Aussi le jeune roi, en fondant Christ’s hospital et créant en faveur des élèves qui y seraient admis différents priviléges, lui imposa-t-il l’obligation de veiller les suppliciés jusqu’à l’heure des funérailles, en mémoire de la royale victime.

À chaque exécution, on choisit le plus ancien écolier et le plus nouveau, et tous deux viennent passer quelques heures auprès du cadavre.

Comme le chirurgien paraissait ne savoir que très-imparfaitement l’anglais, M. Harris, un peu revenu de son émotion, se fit un devoir de lui traduire l’explication donnée par sir Robert M…

Puis ils passèrent de nouveau devant le cachot.

– Vous avez vu un supplicié, dit sir Robert ; je vais vous montrer un condamné à mort.

– Ah ! il y en a donc un autre ? fit M. Harris.

– Oui.

– Depuis quand est-il condamné ?

– Depuis hier.

– Comment s’appelle-t-il ?

– Bulton.

– Qu’a-t-il fait ?

– C’est lui qui a tenté d’assassiner un banquier, M. Thomas Elgin, dans Kilburn square.

Un sourire dédaigneux vint aux lèvres de M. Harris.

– Oh ! un banquier ? fit-il, vous êtes bien honnête… vous pourriez dire un usurier.

Le sous-gouverneur fit jouer les verrous, et la serrure de la seconde porte qui ouvrait sur le corridor.

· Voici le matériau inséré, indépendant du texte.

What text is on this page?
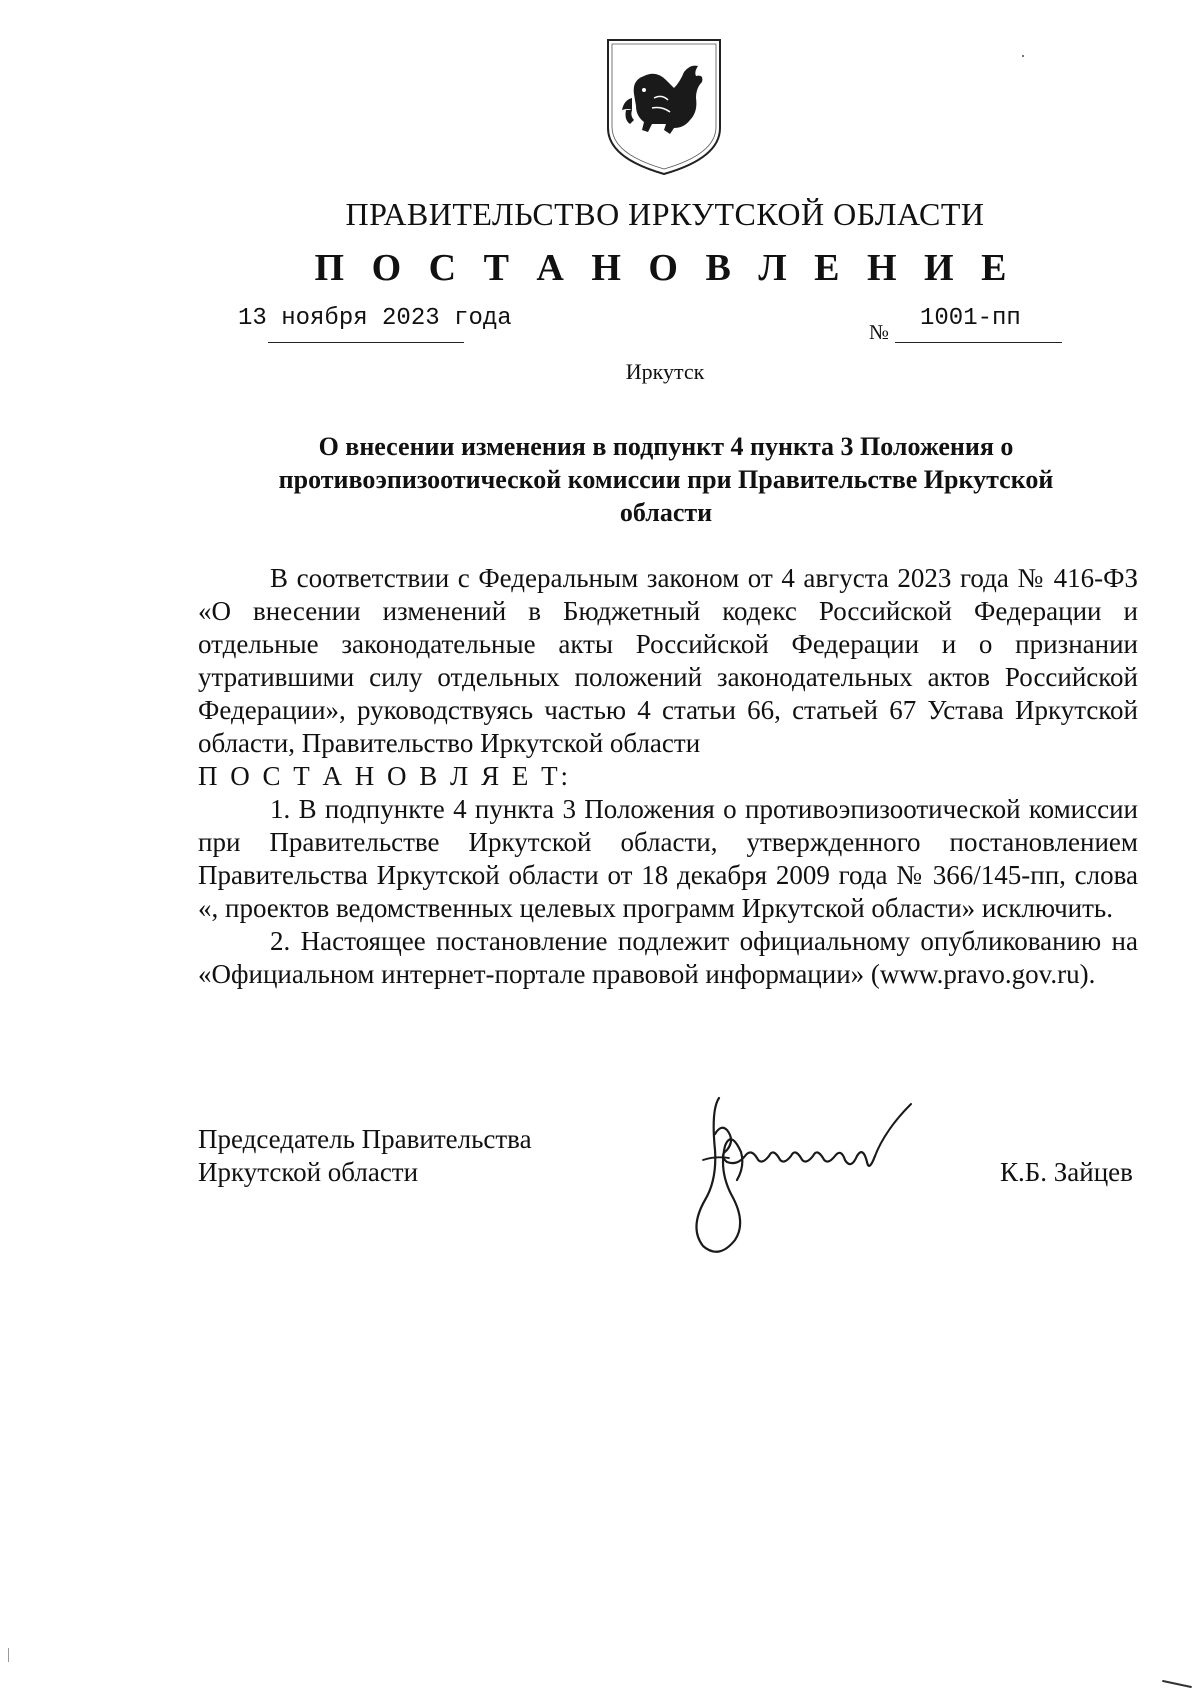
ПРАВИТЕЛЬСТВО ИРКУТСКОЙ ОБЛАСТИ
П О С Т А Н О В Л Е Н И Е
13 ноября 2023 года	№ 1001-пп
Иркутск
О внесении изменения в подпункт 4 пункта 3 Положения о противоэпизоотической комиссии при Правительстве Иркутской области

В соответствии с Федеральным законом от 4 августа 2023 года № 416-ФЗ «О внесении изменений в Бюджетный кодекс Российской Федерации и отдельные законодательные акты Российской Федерации и о признании утратившими силу отдельных положений законодательных актов Российской Федерации», руководствуясь частью 4 статьи 66, статьей 67 Устава Иркутской области, Правительство Иркутской области

П О С Т А Н О В Л Я Е Т:

1. В подпункте 4 пункта 3 Положения о противоэпизоотической комиссии при Правительстве Иркутской области, утвержденного постановлением Правительства Иркутской области от 18 декабря 2009 года № 366/145-пп, слова «, проектов ведомственных целевых программ Иркутской области» исключить.

2. Настоящее постановление подлежит официальному опубликованию на «Официальном интернет-портале правовой информации» (www.pravo.gov.ru).

Председатель Правительства
Иркутской области	К.Б. Зайцев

Alors des rugissements, qui n’avaient rien d’humain parvinrent aux oreilles des visiteurs.

Bulton, ce colosse au dur visage, était couché sur son lit de camp.

Il avait une ceinture autour du corps, et cette ceinture lui attachait les bras par derrière.

On lui avait pareillement mis des entraves aux pieds.

Bulton hurlait, écumait, maudissait ses juges, criait qu’il ne voulait pas mourir.

Le chirurgien le regarda.

Soudain le bandit se tut.

Cet homme qu’il voyait pour la première fois exerçait sur lui tout à coup une véritable fascination.

Sir Robert, qui était toujours de la plus belle humeur, lui dit :

– À quoi bon vous désoler ainsi, mon ami ? vous ne serez pendu que le 2 janvier. Vous avez sept jours pleins devant vous.

– Je ne veux pas mourir ! hurla Bulton.

– Et puis, c’est si vite fait, dit encore l’excellent sir Robert. Vous n’avez pas le temps de vous en apercevoir. Calcraff est un garçon habile. Il n’y a pas pareil bourreau dans tout le Royaume-Uni. Il y mettra une adresse dont vous serez satisfait.

Et comme il n’y avait plus rien à voir, selon lui, dans le cachot, le sous-gouverneur fit un pas de retraite.

Alors le chirurgien regarda encore une fois Bulton, et il lui fit un signe mystérieux.

Le signe qui reliait entre eux, dans l’immensité de Londres, tous ceux qui songeaient à l’Irlande.

Et Bulton tressaillit et étouffa un cri.

Mais déjà la porte du cachot s’était refermée et le chirurgien avait disparu.